Making a Plan pt. 1 - Understanding Progressive Overload

Pertaining to health and fitness, figuring out what we're supposed to do can be one of the most daunting ventures of our lives.

Take a look at nutrition. Depending on where we go for advice we'll see an expert say carbohydrates are the devil. Next thing you know a study gets released that tells us we need carbohydrates. Pretty soon someone will probably say; the only way to optimize your digestion is by eating while doing a hand stand.

All this to say; I'm not even going to touch the nutrition aspect. Rather, we will spend some time exploring programming design. I simply can't state the importance of having a program in place. As the old adage goes, "Failing to plan, is planning to fail".

The first thing we will discuss is the cornerstone principle of progressive overload.

Progressive overload simply states something needs to change so that our body can keep growing. Many of us do this intuitively without even realizing it. For example, when weight feels easy we make it heavier.

Progressive overload, as a principle, should be one of our key focal points for our training. However, because it is a principle, there are also a variety of methods we can use to implement it. This is important because we do not want to stick to only one method of implementation, otherwise our training will stagnate and we will cease to adapt.

Below are three of the more popular methods for implementing progressive overload.

1.    Increase the weight

2.    Increase the range of motion (think of doing a step-up on a higher box)
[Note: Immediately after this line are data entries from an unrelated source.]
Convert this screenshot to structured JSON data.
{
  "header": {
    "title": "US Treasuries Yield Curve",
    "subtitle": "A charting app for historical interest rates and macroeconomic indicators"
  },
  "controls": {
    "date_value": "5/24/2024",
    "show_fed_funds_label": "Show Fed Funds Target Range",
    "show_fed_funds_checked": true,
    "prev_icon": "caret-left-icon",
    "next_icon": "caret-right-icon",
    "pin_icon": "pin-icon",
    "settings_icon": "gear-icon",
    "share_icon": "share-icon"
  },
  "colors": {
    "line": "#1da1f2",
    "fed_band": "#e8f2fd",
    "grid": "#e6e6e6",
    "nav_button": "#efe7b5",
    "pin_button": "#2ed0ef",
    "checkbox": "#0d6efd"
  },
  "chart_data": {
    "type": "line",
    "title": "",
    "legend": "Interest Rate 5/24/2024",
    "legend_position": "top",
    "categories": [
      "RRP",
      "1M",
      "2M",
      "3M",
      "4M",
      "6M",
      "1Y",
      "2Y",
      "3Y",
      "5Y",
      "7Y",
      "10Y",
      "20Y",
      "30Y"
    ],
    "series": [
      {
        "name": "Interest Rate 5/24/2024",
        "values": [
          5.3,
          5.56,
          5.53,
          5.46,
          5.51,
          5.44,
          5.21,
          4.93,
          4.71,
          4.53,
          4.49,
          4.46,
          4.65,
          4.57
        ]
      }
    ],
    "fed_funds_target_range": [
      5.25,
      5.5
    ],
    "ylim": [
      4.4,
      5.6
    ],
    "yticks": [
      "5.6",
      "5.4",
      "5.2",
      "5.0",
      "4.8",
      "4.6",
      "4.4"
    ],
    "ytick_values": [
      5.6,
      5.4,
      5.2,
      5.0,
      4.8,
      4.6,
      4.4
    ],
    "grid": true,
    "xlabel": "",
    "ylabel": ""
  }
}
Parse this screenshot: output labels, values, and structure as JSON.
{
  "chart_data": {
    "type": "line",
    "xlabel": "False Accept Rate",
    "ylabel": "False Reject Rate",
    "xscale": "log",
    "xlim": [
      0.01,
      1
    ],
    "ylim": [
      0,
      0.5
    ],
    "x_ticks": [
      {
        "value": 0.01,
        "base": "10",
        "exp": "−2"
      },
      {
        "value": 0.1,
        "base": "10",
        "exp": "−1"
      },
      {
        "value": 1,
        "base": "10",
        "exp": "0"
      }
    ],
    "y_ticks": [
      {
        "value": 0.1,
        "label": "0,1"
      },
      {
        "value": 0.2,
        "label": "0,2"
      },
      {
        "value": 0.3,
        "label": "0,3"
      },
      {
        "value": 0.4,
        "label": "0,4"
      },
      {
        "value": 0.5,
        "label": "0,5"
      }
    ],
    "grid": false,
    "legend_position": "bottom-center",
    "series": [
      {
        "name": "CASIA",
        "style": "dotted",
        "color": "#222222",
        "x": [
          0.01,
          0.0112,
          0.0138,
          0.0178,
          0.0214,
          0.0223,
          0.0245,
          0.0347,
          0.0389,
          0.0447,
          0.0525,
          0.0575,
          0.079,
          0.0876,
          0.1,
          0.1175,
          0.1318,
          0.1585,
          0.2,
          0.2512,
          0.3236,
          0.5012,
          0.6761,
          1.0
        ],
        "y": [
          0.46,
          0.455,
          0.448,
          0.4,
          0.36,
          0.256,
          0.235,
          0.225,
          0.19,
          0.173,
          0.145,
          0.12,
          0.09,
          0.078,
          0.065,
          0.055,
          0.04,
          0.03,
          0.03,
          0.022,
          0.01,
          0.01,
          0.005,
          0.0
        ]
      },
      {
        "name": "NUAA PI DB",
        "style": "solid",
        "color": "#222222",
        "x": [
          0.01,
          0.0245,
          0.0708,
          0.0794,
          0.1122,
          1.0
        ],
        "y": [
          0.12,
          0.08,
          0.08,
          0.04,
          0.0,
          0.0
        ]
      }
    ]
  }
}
3.    Decrease the amount of rest between exercises

There are way more methods than just these three. Renowned trainer, Bret Contreras has a book dedicated to 10 methods of progressive overload. This vast sum of methods is why having a solid understanding of programming is crucial. If we can understand the basics of programming and how it revolves around the principle of progressive overload, we can figure out how we can manipulate our training to ensure we are always improving, and for lack of a better word, progressing.

Throughout this series we will talk about: periodization, weekly layouts, volume/intensity/frequency, progressions/regressions, and even how deloads and recovery come into play. All with the purpose of helping us achieve our goals and using progressive overload to work for us.